Claude Code Flaws Let Malicious Repos Steal API Keys, Run Code
Check Point found CVE-2025-59536 and CVE-2026-21852 in Anthropic's Claude Code. Opening a cloned repo could execute code and leak API credentials.
Security researchers at Check Point discovered critical vulnerabilities in Anthropic's Claude Code AI assistant that allowed attackers to achieve remote code execution and steal API credentials simply by tricking a developer into opening a malicious repository. Anthropic has since patched both flaws.
The vulnerabilities, tracked as CVE-2025-59536 (MCP user consent bypass) and CVE-2026-21852 (API key exfiltration), exploited configuration mechanisms in Claude Code's project file structure. An attacker could craft a repository that executes arbitrary commands before users have a chance to review security warnings.
How the Attacks Worked
Hooks-Based RCE
Claude Code's Hooks feature allows developers to define shell commands that run at specific points during the tool's lifecycle—like when a session starts. The feature is useful for automation, but Check Point found that malicious hook configurations in .claude/settings.json could execute commands silently during session initialization.
When a developer ran Claude Code in a directory containing an attacker-controlled configuration, the hooks fired before any trust dialog appeared. The researcher demonstrated launching Calculator on macOS as a proof of concept, but the same technique could establish a reverse shell or download additional payloads.
MCP Consent Bypass
Model Context Protocol (MCP) servers extend Claude Code's capabilities by connecting to external data sources and tools. Legitimate uses include database access, API integrations, and development tooling. But the .mcp.json configuration file could also be weaponized.
Check Point discovered that certain configuration flags—enableAllProjectMcpServers and enabledMcpjsonServers—bypassed user consent dialogs entirely. Commands specified in MCP server configurations executed immediately when Claude Code initialized, before users could read or respond to security prompts.
API Key Exfiltration
The most concerning finding involved environment variable manipulation. By setting ANTHROPIC_BASE_URL to an attacker-controlled endpoint in the project configuration, Claude Code would send API requests to the wrong server before showing any trust prompt. These requests included Authorization headers containing the user's plaintext API key.
Stolen API keys grant access to Anthropic's API under the victim's account. More significantly, Claude Code allows file uploads to workspaces that can be shared across teams.
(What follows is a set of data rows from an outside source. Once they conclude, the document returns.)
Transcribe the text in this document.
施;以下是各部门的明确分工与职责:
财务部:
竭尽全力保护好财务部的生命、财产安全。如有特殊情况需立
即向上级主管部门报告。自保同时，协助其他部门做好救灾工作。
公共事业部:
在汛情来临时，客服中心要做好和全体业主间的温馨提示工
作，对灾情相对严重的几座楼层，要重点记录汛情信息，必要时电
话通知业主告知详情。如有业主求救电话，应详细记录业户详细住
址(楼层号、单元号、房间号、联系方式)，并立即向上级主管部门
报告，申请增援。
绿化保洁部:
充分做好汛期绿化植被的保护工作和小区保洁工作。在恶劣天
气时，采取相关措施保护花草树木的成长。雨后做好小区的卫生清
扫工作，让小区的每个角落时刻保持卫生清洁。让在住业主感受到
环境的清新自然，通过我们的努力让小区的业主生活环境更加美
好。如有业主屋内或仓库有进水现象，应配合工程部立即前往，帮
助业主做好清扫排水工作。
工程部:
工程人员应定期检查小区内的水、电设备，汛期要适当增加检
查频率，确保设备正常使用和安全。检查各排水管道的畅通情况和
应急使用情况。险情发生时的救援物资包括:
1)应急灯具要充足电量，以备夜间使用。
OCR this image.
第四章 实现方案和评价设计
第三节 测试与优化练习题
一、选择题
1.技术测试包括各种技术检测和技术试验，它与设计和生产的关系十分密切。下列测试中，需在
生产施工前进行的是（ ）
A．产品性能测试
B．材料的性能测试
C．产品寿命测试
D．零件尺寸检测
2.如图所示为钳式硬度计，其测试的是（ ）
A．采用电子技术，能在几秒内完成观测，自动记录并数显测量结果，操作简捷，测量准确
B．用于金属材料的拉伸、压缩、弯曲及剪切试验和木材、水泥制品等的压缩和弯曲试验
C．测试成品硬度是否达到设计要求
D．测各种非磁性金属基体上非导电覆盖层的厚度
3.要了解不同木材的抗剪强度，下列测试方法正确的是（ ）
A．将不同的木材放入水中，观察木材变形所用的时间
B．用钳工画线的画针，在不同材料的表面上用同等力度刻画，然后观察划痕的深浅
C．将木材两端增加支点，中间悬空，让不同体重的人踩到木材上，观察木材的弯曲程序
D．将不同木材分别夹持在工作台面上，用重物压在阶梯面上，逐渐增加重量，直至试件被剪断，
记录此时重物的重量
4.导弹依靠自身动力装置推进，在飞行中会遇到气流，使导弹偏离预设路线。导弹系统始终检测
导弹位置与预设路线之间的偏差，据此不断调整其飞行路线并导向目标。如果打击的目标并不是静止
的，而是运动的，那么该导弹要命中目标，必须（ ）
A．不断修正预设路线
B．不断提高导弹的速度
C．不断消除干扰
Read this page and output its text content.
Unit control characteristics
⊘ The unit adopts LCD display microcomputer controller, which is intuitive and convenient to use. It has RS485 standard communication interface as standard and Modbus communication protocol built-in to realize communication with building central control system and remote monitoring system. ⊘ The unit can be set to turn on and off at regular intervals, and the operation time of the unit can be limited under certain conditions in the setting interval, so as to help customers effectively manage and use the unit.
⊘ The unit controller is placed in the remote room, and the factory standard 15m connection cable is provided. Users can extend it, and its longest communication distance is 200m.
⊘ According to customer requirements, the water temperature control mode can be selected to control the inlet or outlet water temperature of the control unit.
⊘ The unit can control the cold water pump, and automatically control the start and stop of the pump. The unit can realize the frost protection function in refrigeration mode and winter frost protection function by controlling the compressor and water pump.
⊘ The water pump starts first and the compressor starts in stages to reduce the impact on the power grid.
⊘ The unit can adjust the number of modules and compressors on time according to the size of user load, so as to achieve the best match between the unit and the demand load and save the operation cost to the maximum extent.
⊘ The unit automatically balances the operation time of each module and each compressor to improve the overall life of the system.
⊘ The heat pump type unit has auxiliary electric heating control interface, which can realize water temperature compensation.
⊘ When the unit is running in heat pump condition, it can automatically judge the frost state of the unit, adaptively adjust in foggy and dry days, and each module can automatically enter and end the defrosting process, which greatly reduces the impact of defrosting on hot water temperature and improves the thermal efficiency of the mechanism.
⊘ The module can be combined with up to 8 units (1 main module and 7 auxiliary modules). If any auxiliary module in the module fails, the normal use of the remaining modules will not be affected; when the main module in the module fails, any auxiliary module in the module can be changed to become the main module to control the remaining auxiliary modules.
An attacker with a stolen key could potentially access files uploaded by other users in the same organization.
Attack Requirements
The attacks required minimal effort from the attacker's perspective:
- Create a repository with malicious
.claude/settings.jsonor.mcp.jsonfiles - Convince a victim to clone the repository (social engineering, typosquatting, etc.)
- Wait for the victim to open the directory in Claude Code
No special privileges needed. The configuration files look like legitimate project metadata, unlikely to raise suspicion during code review. This attack pattern mirrors what we've seen with other AI agent credential theft targeting the expanding AI tooling ecosystem.
What Anthropic Fixed
Check Point worked with Anthropic's security team to remediate all reported issues before public disclosure. The fixes include:
- Enhanced trust dialogs - Users now see explicit warnings about untrusted configurations before any execution
- Deferred MCP execution - MCP server commands no longer run until after user approval
- Delayed network operations - API requests are postponed until trust dialog confirmation, preventing credential interception during initialization
All patches were deployed prior to the February 25, 2026 disclosure.
Why This Matters for AI Development Tools
AI coding assistants operate with significant privileges on developer machines. They read source code, execute commands, access APIs, and interact with development infrastructure. This privilege level makes them attractive targets for supply chain attacks.
The Claude Code vulnerabilities demonstrate that configuration-as-code patterns—common in modern development—create implicit trust relationships that attackers can exploit. A developer who reviews every line of source code might still overlook a JSON configuration file.
Organizations adopting AI coding tools should consider:
- Repository vetting - Treat cloned repositories as untrusted, especially from unknown sources
- Configuration review - Audit
.claude/,.mcp.json, and similar tool-specific directories - Network monitoring - Watch for unexpected API calls from development machines
- Key rotation - Regularly rotate API keys and revoke those exposed to untrusted environments
The broader lesson applies beyond Claude Code. As AI assistants become standard development tools, their security model becomes part of the software supply chain. Organizations should evaluate AI tools with the same rigor applied to compilers, package managers, and other privileged development infrastructure.
Responsible Disclosure
Check Point coordinated disclosure with Anthropic, allowing time for patches before publishing technical details. This collaboration ensured users were protected before exploitation became possible. The timeline represents industry best practices for handling vulnerabilities in widely-deployed tools.
Developers who previously opened untrusted repositories with Claude Code should rotate their Anthropic API keys as a precaution.